Cerebras GPT Models by Cerebras
About
The Cerebras GPT family includes seven open-source large language models, ranging from 111 million to 13 billion parameters. These models were developed by Cerebras Systems using the Chinchilla formula, optimizing 20 tokens per parameter to achieve high accuracy within a defined compute budget. Available on Hugging Face under the Apache 2.0 license, these models are accessible for both research and commercial use. Training took place on the Andromeda AI supercomputer, leveraging Cerebras' weight streaming technology for efficient computation across multiple nodes. This setup enhances training speed, reduces costs, and minimizes energy consumption, making them notably efficient compared to other models available 12.
Current Variants
Use-when guidance is derived from seed capabilities, context, release, and replacement fields.
Use when the workload needs 2k context and 13B parameters.
Use when the workload needs 2k context and 7B parameters.
Use when the workload needs 2k context and 2.7B parameters.
Use when the workload needs 2k context and 1.3B parameters.
Use when the workload needs 2k context, 590M parameters, and reasoning.
Use when the workload needs 2k context and 256M parameters.
Use when the workload needs 2k context and 111M parameters.
| Model | Use when | Released | Signals | Status |
|---|---|---|---|---|
| Cerebras GPT 13B | Use when the workload needs 2k context and 13B parameters. | 2023-03 | 2k context13B parameters | Current |
| Cerebras GPT 7B | Use when the workload needs 2k context and 7B parameters. | 2023-03 | 2k context7B parameters | Current |
| Cerebras GPT 2.7B | Use when the workload needs 2k context and 2.7B parameters. | 2023-03 | 2k context2.7B parameters | Current |
| Cerebras GPT 1.3B | Use when the workload needs 2k context and 1.3B parameters. | 2023-03 | 2k context1.3B parameters | Current |
| Cerebras GPT 590M | Use when the workload needs 2k context, 590M parameters, and reasoning. | 2023-03 | 2k context590M parametersreasoning | Current |
| Cerebras GPT 256M | Use when the workload needs 2k context and 256M parameters. | 2023-03 | 2k context256M parameters | Current |
| Cerebras GPT 111M | Use when the workload needs 2k context and 111M parameters. | 2023-03 | 2k context111M parameters | Current |
Release Timeline
1 release groupSpecifications(7 models)
| Model | Released | Context | Parameters | Reasoning | Code Exec |
|---|---|---|---|---|---|
| Cerebras GPT 13B | 2023-03 | 2k | 13B | No | No |
| Cerebras GPT 7B | 2023-03 | 2k | 7B | No | No |
| Cerebras GPT 2.7B | 2023-03 | 2k | 2.7B | No | No |
| Cerebras GPT 1.3B | 2023-03 | 2k | 1.3B | No | No |
| Cerebras GPT 590M | 2023-03 | 2k | 590M | Yes | Yes |
| Cerebras GPT 256M | 2023-03 | 2k | 256M | No | No |
| Cerebras GPT 111M | 2023-03 | 2k | 111M | No | No |
Frequently Asked Questions
- What is Cerebras GPT used for?
- Cerebras GPT is used for reasoning, code execution, and coding. The family description and listed model capabilities point to those workloads as the best fit.
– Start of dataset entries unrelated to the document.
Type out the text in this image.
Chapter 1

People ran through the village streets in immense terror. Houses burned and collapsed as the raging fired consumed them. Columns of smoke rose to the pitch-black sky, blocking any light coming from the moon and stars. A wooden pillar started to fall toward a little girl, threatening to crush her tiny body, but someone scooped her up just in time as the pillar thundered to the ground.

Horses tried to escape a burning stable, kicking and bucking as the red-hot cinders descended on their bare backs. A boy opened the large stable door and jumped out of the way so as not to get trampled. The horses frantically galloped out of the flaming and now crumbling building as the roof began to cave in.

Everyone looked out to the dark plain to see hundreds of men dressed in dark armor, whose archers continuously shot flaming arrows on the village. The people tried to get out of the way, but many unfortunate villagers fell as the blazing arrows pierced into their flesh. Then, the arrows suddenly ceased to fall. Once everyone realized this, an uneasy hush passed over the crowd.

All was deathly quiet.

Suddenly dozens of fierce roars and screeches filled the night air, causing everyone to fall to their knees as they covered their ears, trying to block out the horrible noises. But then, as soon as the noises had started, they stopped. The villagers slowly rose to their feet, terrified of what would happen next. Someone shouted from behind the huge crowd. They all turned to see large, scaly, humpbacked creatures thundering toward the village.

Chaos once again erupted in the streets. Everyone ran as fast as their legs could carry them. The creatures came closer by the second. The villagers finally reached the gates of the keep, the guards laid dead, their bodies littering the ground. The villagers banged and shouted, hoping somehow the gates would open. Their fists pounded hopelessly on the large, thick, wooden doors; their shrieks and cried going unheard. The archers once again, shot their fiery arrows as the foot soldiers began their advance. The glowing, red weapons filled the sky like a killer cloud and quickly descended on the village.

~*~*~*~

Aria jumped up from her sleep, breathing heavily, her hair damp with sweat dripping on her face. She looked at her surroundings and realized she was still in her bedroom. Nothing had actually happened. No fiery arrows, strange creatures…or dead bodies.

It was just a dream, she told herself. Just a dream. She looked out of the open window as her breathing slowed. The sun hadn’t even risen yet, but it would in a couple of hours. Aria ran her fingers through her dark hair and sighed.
- How does Cerebras GPT compare to Cerebras LLaVA?
- Cerebras GPT by Cerebras is strongest where you need reasoning, while Cerebras LLaVA by Cerebras is the closest related family to check for coding. Cerebras GPT has 7 listed variants and reaches up to 2k context, while Cerebras LLaVA reaches up to 4k context, so compare the specs and pricing tables before choosing a production model.
- Which Cerebras GPT model should I use?
- If price is the main constraint, use the pricing table first because Cerebras GPT does not have complete provider pricing in the local data. For the most capable/latest local choice, evaluate Cerebras GPT 590M with 2k context and reasoning.